OpenAI Secures 20 Trillion Won Chip Supply.. US AI Semiconductor Startup Sees Surge in First Earnings Post-IPO
Cerebras Systems Inc. (NASDAQ: CBRS) reported first-quarter fiscal 2026 results on June 23, delivering revenue of $193.4 million, up 94% year-over-year, and setting a new quarterly record for core sales. Despite a modest GAAP net loss, the company issued non-GAAP guidance for continued revenue and margin expansion in both the second quarter and full fiscal 2026.
Cerebras also announced a multiyear agreement with OpenAI valued at over $20 billion—approximately KRW 28 trillion—for 750 megawatts of inference compute, and forged a new global cloud distribution partnership with Amazon Web Services. In the second quarter, the company further strengthened its balance sheet by raising about $6.4 billion through its IPO, securing $1 billion in Series H funding, obtaining a $1 billion working-capital loan from OpenAI, and arranging an $850 million revolving credit facility.
Separately, an Eclipse Ventures–affiliated fund and director Lior Susan amended their SEC filing to reflect the one-for-one conversion of their Class B common shares into Class A shares and an in-kind distribution of those shares to fund investors. Post-conversion, they hold roughly 11.58 million Class A shares—about 5.2% of Cerebras’s total common stock—with no plans for additional share sales or changes to their engagement in company affairs.

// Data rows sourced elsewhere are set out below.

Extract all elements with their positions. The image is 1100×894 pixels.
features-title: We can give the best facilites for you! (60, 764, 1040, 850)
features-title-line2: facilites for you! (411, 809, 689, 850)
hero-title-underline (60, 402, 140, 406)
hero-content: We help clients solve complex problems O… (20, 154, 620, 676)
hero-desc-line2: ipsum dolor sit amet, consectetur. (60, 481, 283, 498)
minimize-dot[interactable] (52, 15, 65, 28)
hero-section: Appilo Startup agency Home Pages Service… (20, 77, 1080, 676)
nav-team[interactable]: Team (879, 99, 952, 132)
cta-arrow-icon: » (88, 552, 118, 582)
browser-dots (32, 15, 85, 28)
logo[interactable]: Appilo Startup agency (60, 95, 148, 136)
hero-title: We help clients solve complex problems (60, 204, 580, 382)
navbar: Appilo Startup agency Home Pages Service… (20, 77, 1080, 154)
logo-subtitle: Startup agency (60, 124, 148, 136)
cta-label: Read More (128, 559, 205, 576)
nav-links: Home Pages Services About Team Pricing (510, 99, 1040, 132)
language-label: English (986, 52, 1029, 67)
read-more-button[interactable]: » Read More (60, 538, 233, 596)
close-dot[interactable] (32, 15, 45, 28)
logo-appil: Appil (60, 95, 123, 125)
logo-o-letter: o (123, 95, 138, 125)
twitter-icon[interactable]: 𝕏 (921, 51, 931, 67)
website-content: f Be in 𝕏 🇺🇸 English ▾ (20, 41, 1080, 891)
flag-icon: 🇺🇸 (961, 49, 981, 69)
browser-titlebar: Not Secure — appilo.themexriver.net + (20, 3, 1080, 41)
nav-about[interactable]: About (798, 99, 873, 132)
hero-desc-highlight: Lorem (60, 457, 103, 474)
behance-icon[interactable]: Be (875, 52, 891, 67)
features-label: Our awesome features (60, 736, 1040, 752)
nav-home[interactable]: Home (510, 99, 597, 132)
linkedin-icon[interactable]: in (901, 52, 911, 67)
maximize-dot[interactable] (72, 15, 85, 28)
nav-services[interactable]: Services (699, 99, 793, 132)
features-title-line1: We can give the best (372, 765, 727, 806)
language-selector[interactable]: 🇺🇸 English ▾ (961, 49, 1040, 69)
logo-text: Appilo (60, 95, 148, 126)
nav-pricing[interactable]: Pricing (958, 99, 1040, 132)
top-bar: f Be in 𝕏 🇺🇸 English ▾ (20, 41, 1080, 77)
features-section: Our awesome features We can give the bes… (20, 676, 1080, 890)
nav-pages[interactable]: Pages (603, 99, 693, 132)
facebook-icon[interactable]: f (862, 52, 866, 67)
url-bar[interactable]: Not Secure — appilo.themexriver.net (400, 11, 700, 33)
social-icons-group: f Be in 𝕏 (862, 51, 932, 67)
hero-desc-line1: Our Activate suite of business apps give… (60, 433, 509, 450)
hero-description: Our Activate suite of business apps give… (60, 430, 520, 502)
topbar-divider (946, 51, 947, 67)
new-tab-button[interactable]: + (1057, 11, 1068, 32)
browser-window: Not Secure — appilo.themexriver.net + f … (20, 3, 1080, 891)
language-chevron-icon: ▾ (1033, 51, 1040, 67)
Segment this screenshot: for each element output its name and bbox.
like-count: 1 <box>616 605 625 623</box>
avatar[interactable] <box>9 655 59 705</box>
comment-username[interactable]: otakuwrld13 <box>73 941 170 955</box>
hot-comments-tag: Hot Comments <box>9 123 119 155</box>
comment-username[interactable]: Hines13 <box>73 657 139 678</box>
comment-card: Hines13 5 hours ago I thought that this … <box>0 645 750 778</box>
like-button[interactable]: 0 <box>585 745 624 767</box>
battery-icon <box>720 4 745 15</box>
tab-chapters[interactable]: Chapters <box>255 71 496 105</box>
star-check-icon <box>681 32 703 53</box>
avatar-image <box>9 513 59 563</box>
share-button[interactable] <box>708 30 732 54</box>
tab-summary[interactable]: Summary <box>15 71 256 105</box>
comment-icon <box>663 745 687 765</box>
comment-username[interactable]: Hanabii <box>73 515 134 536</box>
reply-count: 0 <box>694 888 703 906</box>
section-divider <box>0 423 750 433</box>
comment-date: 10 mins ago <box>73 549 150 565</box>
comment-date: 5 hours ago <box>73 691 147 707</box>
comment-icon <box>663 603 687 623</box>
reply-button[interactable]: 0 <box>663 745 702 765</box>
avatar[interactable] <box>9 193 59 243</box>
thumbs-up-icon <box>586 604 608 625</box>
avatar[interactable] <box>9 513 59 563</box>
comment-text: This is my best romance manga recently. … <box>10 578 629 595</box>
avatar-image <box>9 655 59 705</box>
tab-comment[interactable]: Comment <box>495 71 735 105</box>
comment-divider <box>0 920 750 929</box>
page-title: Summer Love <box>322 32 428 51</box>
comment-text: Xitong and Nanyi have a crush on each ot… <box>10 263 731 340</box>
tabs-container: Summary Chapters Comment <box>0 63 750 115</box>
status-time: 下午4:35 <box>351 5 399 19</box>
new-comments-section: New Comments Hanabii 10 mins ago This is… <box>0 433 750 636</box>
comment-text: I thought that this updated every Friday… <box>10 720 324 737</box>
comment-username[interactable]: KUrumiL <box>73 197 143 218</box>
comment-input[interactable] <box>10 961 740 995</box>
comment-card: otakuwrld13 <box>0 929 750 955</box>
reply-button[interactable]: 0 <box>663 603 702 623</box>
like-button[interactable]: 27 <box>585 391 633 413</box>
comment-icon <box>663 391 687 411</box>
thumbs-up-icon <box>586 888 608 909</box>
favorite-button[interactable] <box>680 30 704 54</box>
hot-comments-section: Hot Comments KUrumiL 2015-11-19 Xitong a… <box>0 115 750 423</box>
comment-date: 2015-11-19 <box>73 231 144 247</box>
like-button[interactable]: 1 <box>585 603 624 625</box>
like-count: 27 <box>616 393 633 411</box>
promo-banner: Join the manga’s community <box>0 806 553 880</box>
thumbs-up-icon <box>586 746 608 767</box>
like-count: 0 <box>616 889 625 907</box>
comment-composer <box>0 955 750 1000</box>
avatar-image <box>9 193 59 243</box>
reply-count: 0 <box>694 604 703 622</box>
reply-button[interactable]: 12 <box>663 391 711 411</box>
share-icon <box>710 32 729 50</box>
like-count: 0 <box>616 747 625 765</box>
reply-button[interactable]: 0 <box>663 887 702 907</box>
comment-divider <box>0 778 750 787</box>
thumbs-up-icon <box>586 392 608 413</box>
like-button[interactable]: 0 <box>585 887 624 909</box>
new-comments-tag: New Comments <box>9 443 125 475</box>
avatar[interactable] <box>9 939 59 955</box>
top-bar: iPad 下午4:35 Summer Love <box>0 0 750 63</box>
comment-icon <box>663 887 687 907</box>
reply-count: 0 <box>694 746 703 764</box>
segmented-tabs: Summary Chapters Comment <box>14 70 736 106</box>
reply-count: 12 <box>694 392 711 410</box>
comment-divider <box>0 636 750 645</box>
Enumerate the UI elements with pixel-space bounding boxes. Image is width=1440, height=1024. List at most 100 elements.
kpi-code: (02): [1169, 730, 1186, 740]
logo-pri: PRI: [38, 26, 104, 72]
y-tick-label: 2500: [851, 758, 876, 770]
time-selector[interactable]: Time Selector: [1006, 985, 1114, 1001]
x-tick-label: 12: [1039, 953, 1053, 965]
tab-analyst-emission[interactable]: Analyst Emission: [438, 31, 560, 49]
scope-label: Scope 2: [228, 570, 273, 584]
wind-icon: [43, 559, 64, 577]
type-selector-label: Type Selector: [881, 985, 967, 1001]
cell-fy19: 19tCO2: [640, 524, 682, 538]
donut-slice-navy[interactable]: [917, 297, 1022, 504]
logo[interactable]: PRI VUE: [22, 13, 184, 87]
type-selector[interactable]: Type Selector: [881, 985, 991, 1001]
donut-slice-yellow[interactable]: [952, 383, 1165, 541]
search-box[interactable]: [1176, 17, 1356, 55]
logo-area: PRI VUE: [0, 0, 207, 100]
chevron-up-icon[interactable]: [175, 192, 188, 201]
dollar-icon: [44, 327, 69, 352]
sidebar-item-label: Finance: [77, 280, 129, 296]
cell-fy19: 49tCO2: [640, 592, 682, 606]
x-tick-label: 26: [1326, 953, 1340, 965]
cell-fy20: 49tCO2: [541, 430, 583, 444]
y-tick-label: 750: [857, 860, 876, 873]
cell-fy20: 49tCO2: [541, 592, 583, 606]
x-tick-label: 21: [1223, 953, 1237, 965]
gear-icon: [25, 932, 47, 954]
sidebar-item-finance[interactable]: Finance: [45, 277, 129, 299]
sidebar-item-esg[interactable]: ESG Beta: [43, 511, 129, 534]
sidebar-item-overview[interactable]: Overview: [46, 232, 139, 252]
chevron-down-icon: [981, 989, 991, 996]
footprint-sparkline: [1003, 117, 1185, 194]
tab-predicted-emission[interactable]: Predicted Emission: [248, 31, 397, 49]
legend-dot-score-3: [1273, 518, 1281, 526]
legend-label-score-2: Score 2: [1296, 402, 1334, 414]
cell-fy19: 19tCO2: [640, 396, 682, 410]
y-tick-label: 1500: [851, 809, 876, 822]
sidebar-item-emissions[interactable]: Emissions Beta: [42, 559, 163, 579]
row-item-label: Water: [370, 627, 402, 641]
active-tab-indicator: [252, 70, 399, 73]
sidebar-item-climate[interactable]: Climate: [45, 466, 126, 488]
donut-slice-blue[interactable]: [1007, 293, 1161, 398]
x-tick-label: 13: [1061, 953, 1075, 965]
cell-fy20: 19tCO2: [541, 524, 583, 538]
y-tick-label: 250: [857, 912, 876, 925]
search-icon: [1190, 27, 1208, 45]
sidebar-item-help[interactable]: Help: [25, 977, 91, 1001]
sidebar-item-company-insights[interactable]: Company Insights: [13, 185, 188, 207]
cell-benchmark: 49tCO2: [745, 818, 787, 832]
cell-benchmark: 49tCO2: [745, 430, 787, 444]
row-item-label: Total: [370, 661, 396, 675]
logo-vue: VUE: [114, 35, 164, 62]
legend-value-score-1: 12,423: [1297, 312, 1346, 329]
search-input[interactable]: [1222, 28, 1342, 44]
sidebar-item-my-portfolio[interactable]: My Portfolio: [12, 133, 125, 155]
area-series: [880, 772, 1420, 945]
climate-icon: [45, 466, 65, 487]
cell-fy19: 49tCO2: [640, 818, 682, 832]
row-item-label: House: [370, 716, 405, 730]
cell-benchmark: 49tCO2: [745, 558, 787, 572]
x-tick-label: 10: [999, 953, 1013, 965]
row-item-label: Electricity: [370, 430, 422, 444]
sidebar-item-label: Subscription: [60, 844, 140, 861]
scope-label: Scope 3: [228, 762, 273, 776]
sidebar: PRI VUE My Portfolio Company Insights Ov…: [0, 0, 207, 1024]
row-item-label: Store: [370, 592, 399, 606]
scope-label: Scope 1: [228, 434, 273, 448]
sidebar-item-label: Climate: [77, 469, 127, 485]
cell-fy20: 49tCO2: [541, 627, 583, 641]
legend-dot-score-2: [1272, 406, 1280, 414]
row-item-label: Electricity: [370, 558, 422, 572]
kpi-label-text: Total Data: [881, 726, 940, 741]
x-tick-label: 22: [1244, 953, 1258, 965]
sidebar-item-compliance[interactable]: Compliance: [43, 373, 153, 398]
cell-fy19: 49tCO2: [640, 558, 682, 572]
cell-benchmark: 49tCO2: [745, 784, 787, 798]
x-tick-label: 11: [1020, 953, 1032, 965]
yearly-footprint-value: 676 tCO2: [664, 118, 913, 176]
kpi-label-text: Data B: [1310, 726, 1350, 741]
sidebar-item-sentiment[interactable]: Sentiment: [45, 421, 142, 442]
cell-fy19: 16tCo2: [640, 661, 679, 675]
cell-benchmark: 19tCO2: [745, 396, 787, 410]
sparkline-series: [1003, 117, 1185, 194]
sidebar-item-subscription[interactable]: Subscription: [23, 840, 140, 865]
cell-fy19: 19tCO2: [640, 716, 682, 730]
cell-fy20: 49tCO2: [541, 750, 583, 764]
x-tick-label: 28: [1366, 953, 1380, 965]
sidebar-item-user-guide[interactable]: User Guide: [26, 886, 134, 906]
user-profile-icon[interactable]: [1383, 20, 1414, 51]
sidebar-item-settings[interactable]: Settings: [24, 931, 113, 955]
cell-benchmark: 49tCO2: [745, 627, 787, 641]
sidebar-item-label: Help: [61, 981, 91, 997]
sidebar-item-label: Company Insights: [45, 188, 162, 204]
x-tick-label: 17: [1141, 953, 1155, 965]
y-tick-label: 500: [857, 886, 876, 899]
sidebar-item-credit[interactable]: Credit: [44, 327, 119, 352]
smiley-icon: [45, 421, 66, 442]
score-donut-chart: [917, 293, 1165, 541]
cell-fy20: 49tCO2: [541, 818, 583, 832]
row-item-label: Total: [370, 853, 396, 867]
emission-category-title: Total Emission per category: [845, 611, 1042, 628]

Cerebras debuted on Nasdaq on May 14, pricing its IPO at $185 per share and raising between $5.5 billion and $6.4 billion—making it one of the largest semiconductor IPOs of the year. Since the listing, leading brokerages have issued buy ratings on the stock, citing Cerebras’s AI-chip strategy.
However, after forecasting adjusted gross margins of 38%–41% for fiscal 2026—below the 47% achieved in Q1—Cerebras shares slid about 14% in pre-market trading on June 24, underscoring short-term volatility tied to its outlook.
Cerebras is an American AI infrastructure company best known for its wafer-scale engine, which uses an entire silicon wafer as a single chip, and its CS-3 system. The platform delivers massive compute performance optimized for inference tasks in generative AI models. In the competitive global AI-semiconductor market—where demand for inference chips and cloud infrastructure is soaring alongside the proliferation of large language models—long-term supply agreements with major customers like OpenAI and AWS are emerging as critical drivers of growth and capacity expansion.